My child came back to the cabin from school last week, and told myself and my wife something I’ve waited almost many years to hear. “Dad, can you help myself and others with my science fair project?” See, most parents would roll their eyes, sigh or flat-out refuse to help, leaving the other parent to help their kid–however me, on the other hand? I was obsessed with the science fair every since year I was in school, because I loved seeing all the cool or ridiculous projects that my classmates came up with. Needless to say, I couldn’t wait to see what my child wanted to do for his project! Then for a few ights, he struggled to come up with a great idea. Until a single hot Monday when our cabin’s central heating and air conditioning system went out of commission; it was the perfect opportunity to use the scientific method. Finally we could test my son’s question: what’s the most effective, cost-efficient way to cool down? Both of us started with his idea first, which was to locate a metal soup bowl full of ice in front of an oscillating fan. While it worked for a few minutes, the ice melted too fast for this to be an effective way to cool off. Next, my kid and I tried using ice water, as well as pushing it through a hose equipped with a special nozzle that would mist the chilly water in front of the fan… This worked incredibly well, but two concerns came from it– the mist dampened and eventually caused our clothes to get wet, and my son and I ran out of ice water too fast!
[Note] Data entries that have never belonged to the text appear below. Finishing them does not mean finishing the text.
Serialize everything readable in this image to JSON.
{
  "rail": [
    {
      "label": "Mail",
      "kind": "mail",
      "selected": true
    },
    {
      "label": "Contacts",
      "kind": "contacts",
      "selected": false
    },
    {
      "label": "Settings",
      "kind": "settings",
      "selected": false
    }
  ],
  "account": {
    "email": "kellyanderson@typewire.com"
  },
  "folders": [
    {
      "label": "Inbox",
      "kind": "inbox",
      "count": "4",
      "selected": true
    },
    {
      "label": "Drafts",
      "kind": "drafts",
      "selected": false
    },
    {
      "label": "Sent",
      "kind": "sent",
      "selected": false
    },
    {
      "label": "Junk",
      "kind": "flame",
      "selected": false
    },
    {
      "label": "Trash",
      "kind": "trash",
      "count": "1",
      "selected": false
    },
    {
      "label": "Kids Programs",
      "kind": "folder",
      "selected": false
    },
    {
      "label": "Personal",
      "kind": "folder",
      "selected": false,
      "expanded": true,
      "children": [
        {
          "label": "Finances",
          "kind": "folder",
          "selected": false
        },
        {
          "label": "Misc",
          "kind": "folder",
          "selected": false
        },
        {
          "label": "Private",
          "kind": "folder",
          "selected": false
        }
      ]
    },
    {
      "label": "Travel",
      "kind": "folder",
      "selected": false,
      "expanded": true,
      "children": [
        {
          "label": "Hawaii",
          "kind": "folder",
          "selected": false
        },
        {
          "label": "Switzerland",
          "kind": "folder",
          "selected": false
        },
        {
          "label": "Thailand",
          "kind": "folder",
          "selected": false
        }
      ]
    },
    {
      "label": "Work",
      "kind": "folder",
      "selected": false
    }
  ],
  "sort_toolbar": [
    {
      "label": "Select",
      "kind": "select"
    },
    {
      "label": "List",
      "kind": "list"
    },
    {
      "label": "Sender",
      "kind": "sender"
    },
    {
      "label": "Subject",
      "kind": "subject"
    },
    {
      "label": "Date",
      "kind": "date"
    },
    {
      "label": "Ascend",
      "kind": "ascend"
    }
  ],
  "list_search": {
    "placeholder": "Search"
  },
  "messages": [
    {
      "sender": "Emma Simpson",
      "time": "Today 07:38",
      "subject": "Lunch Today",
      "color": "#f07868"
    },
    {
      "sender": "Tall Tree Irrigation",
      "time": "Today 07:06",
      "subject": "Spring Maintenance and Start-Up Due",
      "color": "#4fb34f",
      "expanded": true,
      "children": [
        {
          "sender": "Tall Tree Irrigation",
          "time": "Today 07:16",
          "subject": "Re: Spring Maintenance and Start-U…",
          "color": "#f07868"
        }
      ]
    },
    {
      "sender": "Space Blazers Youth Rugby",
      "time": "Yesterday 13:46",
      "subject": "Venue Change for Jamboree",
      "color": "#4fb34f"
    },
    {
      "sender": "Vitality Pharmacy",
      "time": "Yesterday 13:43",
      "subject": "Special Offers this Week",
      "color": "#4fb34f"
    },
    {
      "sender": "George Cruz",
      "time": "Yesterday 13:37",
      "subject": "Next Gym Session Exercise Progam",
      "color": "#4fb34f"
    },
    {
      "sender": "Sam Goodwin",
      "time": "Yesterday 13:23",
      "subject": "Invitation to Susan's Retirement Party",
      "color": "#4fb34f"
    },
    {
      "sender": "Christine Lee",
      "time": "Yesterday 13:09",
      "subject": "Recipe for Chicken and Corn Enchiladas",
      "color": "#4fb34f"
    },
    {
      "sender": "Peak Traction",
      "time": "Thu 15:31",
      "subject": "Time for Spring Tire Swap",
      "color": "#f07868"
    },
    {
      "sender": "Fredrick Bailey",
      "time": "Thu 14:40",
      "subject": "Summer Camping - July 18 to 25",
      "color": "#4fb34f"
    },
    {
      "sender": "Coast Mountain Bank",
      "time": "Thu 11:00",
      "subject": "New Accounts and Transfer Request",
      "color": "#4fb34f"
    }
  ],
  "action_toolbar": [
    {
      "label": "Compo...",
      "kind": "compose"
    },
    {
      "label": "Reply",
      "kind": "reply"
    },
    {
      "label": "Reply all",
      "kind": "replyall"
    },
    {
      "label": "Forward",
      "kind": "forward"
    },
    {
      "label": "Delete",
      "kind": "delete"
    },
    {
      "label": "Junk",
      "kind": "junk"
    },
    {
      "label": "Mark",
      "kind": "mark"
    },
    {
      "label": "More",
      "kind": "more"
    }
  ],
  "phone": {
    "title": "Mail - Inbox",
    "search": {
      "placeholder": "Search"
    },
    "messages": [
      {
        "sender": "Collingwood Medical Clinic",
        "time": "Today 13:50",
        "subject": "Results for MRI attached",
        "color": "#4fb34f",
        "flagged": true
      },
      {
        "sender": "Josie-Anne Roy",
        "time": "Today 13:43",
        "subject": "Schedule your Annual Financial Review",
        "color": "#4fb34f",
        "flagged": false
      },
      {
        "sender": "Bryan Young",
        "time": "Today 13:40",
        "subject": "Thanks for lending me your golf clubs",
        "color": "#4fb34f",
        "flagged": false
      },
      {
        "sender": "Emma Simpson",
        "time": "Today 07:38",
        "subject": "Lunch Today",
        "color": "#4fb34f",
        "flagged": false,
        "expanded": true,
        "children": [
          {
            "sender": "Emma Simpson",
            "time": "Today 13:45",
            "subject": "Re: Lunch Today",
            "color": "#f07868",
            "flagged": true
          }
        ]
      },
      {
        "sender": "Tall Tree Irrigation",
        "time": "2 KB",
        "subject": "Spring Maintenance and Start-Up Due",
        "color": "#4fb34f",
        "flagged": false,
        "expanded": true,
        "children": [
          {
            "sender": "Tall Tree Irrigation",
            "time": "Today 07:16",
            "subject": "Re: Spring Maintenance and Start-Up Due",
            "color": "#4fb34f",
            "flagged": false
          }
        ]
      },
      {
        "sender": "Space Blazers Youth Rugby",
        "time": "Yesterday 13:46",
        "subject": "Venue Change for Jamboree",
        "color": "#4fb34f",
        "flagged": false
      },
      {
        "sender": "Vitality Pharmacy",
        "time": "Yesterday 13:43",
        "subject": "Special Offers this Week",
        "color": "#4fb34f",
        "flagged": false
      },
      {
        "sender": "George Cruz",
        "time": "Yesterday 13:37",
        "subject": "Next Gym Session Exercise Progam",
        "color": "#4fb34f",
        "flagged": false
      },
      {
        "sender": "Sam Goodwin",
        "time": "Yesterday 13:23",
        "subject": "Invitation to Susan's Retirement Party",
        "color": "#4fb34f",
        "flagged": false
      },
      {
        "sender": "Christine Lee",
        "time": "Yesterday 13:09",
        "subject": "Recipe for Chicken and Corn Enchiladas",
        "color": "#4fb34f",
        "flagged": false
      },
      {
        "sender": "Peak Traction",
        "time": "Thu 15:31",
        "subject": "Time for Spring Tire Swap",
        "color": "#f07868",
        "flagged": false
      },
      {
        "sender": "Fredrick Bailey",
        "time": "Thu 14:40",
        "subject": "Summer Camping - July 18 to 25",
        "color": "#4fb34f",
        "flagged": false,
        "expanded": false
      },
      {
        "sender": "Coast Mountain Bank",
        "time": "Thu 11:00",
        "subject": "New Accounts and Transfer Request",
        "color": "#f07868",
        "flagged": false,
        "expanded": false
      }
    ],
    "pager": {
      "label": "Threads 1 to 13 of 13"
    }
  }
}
Finally, with my supervision, my kid tried running a small flow of real R134 refrigerant that would disperse into the oscillating fan as well as be spread out through the room. This cooled down the entire room very suddenly, but the refrigerant was still too dense when it came out, as well as it was dangerous to breathe in for too long. Then ultimately, my child decided that the ice water plan was the best of the many options due to minimal steps in setup. It was a fun experience for both of us, as well as a good way to cool down parts of the cabin until the HVAC supplier came to service our AC unit.